Receptor tyrosine kinase inhibitor tivozanib regulates cell state plasticity and restores MITF dependency in BRAF wild-type melanoma
Yan-ni Ma1,2,3,
Xu-hui Ma1,4,5,6,7,8,9,
Mei-ling Hao2,
Rui-xin Liu2,
Yang Zheng1,4,5,6,7,8,9,
Jie Yang2,
Xiang-yu Chen10,
Yi-nan Chen2,
Sheng-nan Zheng2,
Yan-jie Zhang2,3,
Ming Lei2,
Min Jiang11,
Wei Guo1,4,5,6,7,8,9,
Han-lin Zeng2,3
1 Department of Oral and Maxillofacial-Head and Neck Oncology, Shanghai Ninth People’s Hospital, Shanghai Jiao Tong University School of Medicine, Shanghai 200011, China
2 Shanghai Institute of Precision Medicine, Shanghai Ninth People’s Hospital, Shanghai Jiao Tong University School of Medicine, Shanghai 200025, China
3 Department of Oncology, Shanghai Ninth People’s Hospital, Shanghai Jiao Tong University School of Medicine, Shanghai 200011, China
4 College of Stomatology, Shanghai Jiao Tong University, Shanghai 200025, China
5 National Center for Stomatology
6 National Clinical Research Center for Oral Diseases, Shanghai 200011, China
7 Shanghai Key Laboratory of Stomatology
8 Shanghai Research Institute of Stomatology
9 Shanghai Center of Head and Neck Oncology Clinical and Translational Science, Shanghai 200011, China
10 Department of Plastic and Cosmetic Surgery, Shanghai Ninth People’s Hospital, Shanghai Jiao Tong University School of Medicine, Shanghai 200011, China
11 Department of Oncology, The First Affiliated Hospital of Soochow University, Suzhou 215006, China
Correspondence to: Xu-hui Ma: 118031@sh9hospital.org.cn, Min Jiang: jiangmin1023@suda.edu.cn, Wei Guo: guoweicn@sjtu.edu.cn, Han-lin Zeng: Hanlin.Zeng@shsmu.edu.cn,
DOI: 10.1038/s41401-025-01599-3
Received: 14 January 2025
Accepted: 22 May 2025
Advance online: 23 June 2025
Abstract
While combination BRAF/MEK inhibition has improved survival in BRAFV600 mutant melanoma, targeted therapies for BRAFWT melanoma remain limited.

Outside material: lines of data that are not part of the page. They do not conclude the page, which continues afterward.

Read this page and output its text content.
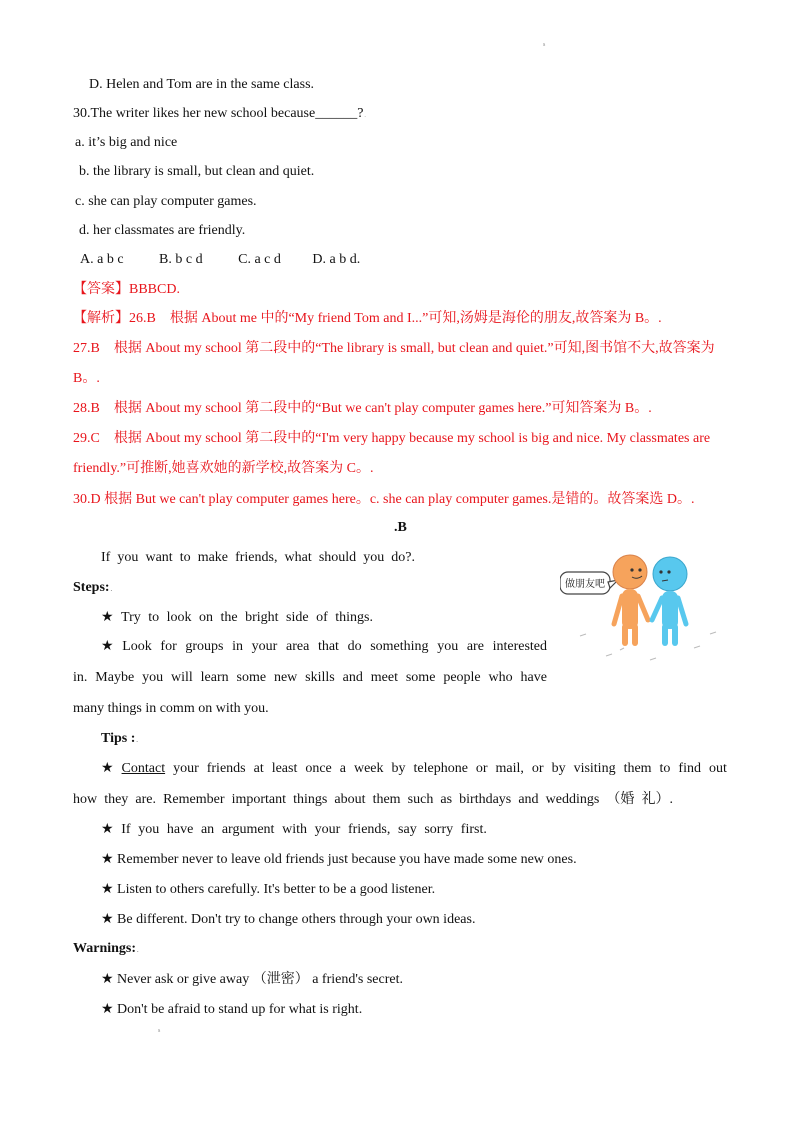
s
D. Helen and Tom are in the same class.
30.The writer likes her new school because______?.
a. it’s big and nice
b. the library is small, but clean and quiet.
c. she can play computer games.
d. her classmates are friendly.
A. a b c	B. b c d	C. a c d D. a b d.
【答案】BBBCD.
【解析】26.B　根据 About me 中的“My friend Tom and I...”可知,汤姆是海伦的朋友,故答案为 B。.
27.B　根据 About my school 第二段中的“The library is small, but clean and quiet.”可知,图书馆不大,故答案为
B。.
28.B　根据 About my school 第二段中的“But we can't play computer games here.”可知答案为 B。.
29.C　根据 About my school 第二段中的“I'm very happy because my school is big and nice. My classmates are
friendly.”可推断,她喜欢她的新学校,故答案为 C。.
30.D 根据 But we can't play computer games here。c. she can play computer games.是错的。故答案选 D。.
.B
If you want to make friends, what should you do?.
Steps:.
★ Try to look on the bright side of things.
★ Look for groups in your area that do something you are interested
in. Maybe you will learn some new skills and meet some people who have
many things in comm on with you.
做朋友吧
Tips :.
★ Contact your friends at least once a week by telephone or mail, or by visiting them to find out
how they are. Remember important things about them such as birthdays and weddings （婚 礼）.
★ If you have an argument with your friends, say sorry first.
★ Remember never to leave old friends just because you have made some new ones.
★ Listen to others carefully. It's better to be a good listener.
★ Be different. Don't try to change others through your own ideas.
Warnings:.
★ Never ask or give away （泄密） a friend's secret.
★ Don't be afraid to stand up for what is right.
s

Microphthalmia transcription factor (MITF), a lineage-specific transcription factor that regulates melanocyte proliferation and melanin synthesis, represents a promising melanoma-specific drug target. In this study, we evaluated TT-012, a recently identified MITF dimerization specific inhibitor, and surprisingly found that most BRAFWT melanoma lines were resistant to TT-012 due to low MITF transcriptional activity and reduced dependency on MITF for proliferation. High-throughput drug screen identified tivozanib, an FDA-approved drug targeting VEGFR and other receptor tyrosine kinases (RTKs), which sensitized cells to TT-012. Mechanistically, tivozanib induced cell state transition from MITFlow to MITFhigh state via VEGFR2 inhibition followed by NF-κB pathway activation, restoring MITF transcriptional activity and growth dependency. The combination of tivozanib and TT-012 synergistically inhibited melanoma growth both in vitro and in vivo, underscoring its potential as a novel therapeutic strategy for BRAFWT melanoma.